А что такое? К чему придрались? Чем занимались?
Да кооператоры обсуждали, не избрать ли Совет рабочих депутатов.
Нет, нельзя спускать!
Дёрнулся – звонить градоначальнику. Сам не подходит, оттуда мекали, что на собрании присутствовали посторонние рабочие разных заводов… А хоть бы и разных?
И позвонил – тому же Родзянке. И тот тоже заревел по-медвежьи у телефона.
И ясно стало, что надо сейчас, вот, в ночь прямо ехать в градоначальство и буянить.
Нет, поехать прямо домой к председателю совета министров!

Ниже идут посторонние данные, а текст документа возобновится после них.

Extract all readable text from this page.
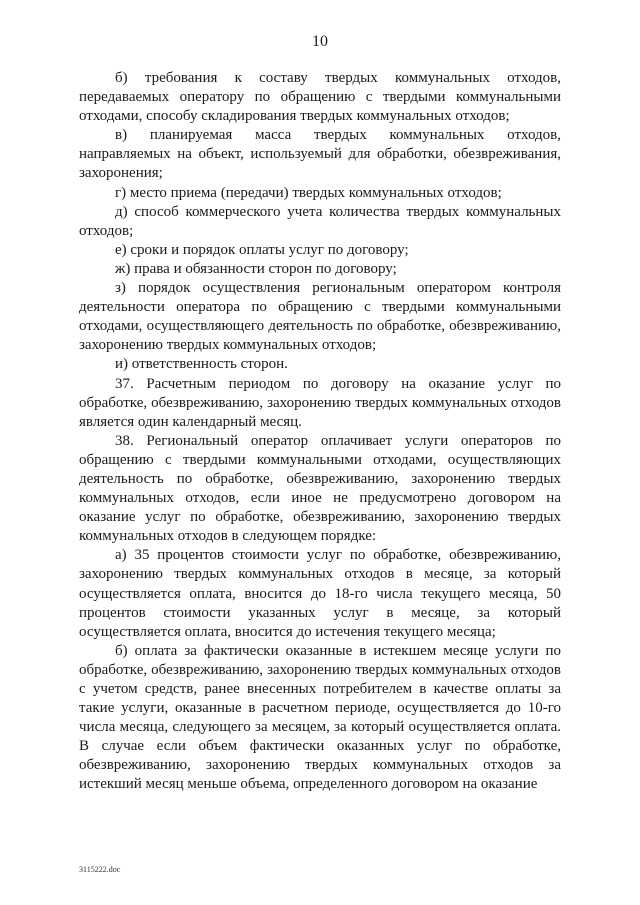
10

б) требования к составу твердых коммунальных отходов, передаваемых оператору по обращению с твердыми коммунальными отходами, способу складирования твердых коммунальных отходов;

в) планируемая масса твердых коммунальных отходов, направляемых на объект, используемый для обработки, обезвреживания, захоронения;

г) место приема (передачи) твердых коммунальных отходов;

д) способ коммерческого учета количества твердых коммунальных отходов;

е) сроки и порядок оплаты услуг по договору;

ж) права и обязанности сторон по договору;

з) порядок осуществления региональным оператором контроля деятельности оператора по обращению с твердыми коммунальными отходами, осуществляющего деятельность по обработке, обезвреживанию, захоронению твердых коммунальных отходов;

и) ответственность сторон.

37. Расчетным периодом по договору на оказание услуг по обработке, обезвреживанию, захоронению твердых коммунальных отходов является один календарный месяц.

38. Региональный оператор оплачивает услуги операторов по обращению с твердыми коммунальными отходами, осуществляющих деятельность по обработке, обезвреживанию, захоронению твердых коммунальных отходов, если иное не предусмотрено договором на оказание услуг по обработке, обезвреживанию, захоронению твердых коммунальных отходов в следующем порядке:

а) 35 процентов стоимости услуг по обработке, обезвреживанию, захоронению твердых коммунальных отходов в месяце, за который осуществляется оплата, вносится до 18-го числа текущего месяца, 50 процентов стоимости указанных услуг в месяце, за который осуществляется оплата, вносится до истечения текущего месяца;

б) оплата за фактически оказанные в истекшем месяце услуги по обработке, обезвреживанию, захоронению твердых коммунальных отходов с учетом средств, ранее внесенных потребителем в качестве оплаты за такие услуги, оказанные в расчетном периоде, осуществляется до 10-го числа месяца, следующего за месяцем, за который осуществляется оплата. В случае если объем фактически оказанных услуг по обработке, обезвреживанию, захоронению твердых коммунальных отходов за истекший месяц меньше объема, определенного договором на оказание

3115222.doc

Этого нельзя было уступить. Именно потому, что уличные волнения в городе не удались, уже остывали, – надо было вытягивать линию Военно-промышленных комитетов и Рабочей группы во что бы то ни стало! Это был удачно найденный рычаг, которым Гучков сотрясал власть. Это была ему – замена Четвёртой Думы, куда его не выбрали, и твёрдая ступень в Пятую, будущей осенью. Пятая Дума будет его последняя верная попытка, уже в 55 лет, какое-то место в России занять и ещё поворачивать её спасительно.
Иначе – зря он бился все двадцать лет. Хуже нет этой муки бессилия: жить в стране и не мочь повлиять на жизнь её – никак.